You know how to correctly spell and pronounce plantar fasciitis. I believe so, although I've heard it pronounced two ways and both times people claim their way is right. I can tell you it is part of your heel...I think?!?
You own more pairs of running socks than dress socks. SmartWool, of course.
You get jealous when you're driving in your car and pass runners. Not only that, I wonder how long they're going, what they're training for, and how they're feeling.
You spent more timing researching a running watch than you did your car. Plan to...next purchase, Garmin.
You're excited for your next birthday because it means you'll be in a new age group at road races. I guess so.
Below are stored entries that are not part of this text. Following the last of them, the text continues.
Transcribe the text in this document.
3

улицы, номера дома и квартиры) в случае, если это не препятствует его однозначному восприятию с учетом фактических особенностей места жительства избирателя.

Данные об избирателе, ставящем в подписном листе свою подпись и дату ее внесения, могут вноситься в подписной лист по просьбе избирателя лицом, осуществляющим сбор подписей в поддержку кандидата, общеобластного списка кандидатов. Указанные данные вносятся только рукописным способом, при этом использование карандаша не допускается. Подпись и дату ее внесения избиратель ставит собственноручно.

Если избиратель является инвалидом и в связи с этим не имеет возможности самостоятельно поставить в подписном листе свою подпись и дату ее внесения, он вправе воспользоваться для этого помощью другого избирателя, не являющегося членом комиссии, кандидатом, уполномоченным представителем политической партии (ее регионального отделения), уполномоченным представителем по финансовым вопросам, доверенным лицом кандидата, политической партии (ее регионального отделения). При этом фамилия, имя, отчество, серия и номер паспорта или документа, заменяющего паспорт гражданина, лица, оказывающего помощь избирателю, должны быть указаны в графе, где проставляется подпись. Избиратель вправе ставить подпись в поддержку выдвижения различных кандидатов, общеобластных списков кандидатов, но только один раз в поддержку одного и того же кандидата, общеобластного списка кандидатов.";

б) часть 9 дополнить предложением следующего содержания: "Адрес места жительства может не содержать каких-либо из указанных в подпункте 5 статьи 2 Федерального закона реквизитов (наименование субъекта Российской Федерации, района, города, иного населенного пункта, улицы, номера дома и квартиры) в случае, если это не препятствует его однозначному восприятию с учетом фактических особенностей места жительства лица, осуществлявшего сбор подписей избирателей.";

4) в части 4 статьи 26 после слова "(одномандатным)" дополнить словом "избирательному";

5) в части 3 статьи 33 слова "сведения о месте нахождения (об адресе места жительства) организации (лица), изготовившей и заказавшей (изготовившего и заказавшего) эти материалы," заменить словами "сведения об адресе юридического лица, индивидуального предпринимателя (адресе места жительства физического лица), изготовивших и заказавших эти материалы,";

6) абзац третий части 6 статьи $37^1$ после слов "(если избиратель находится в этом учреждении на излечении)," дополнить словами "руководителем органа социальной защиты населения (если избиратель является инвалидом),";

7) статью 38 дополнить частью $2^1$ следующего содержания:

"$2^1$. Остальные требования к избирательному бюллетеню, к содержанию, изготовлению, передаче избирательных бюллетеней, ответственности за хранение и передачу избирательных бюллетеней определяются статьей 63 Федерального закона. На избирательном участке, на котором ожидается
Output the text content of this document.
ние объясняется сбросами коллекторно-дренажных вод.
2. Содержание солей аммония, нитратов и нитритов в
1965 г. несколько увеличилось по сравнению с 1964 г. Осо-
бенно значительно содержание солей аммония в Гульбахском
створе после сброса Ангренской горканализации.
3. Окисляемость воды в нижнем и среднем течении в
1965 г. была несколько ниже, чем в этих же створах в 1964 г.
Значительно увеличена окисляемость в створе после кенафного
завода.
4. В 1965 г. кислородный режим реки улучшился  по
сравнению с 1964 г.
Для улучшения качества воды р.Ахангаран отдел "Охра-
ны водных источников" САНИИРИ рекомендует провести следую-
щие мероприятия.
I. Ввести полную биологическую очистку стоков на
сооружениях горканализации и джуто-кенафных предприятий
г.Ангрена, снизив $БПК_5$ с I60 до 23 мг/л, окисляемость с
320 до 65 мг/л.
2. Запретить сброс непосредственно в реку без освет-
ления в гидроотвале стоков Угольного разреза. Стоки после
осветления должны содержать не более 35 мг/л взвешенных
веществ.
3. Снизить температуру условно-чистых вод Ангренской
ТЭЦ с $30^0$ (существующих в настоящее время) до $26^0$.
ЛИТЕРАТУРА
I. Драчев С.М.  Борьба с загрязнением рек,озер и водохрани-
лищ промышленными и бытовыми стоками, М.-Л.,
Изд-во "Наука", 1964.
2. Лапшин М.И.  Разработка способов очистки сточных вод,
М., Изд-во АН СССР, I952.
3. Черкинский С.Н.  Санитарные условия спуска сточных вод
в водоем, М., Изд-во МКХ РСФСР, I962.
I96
You spend more money on running clothes than work or casual clothes.
True
You frequently get asked, "When's your next race?" Not necessarily.
When you hear PR, you automatically think "personal record", not "public relations". True.
You pack more running clothes than bathing suits when going on a beach vacation. False...I love beachwear and have too much of it.
You have running clothes and an extra pair of running shoes in your car, "just in case." Now that is just crazy.
Your holiday wish list can be fulfilled at any running or sporting goods store. Becoming true.
You have several drawers dedicated to running shirts. Kind of, more so dedicated to athletic shirts (volleyball ones)
You get excited when the new Runner's World comes in the mail. Your Facebook or Twitter updates frequently involve running. Check.
Your only recent photos of you alone are race photos. Yep.
You always have your next race on the calendar. Uh huh.
Your runs are sometimes longer than your commute to work or school. And sometimes I even run to work:)
Your running partners know more about your bodily functions than your significant other. Wish this wasn't the case..."What happens with running buddies, stays with running buddies."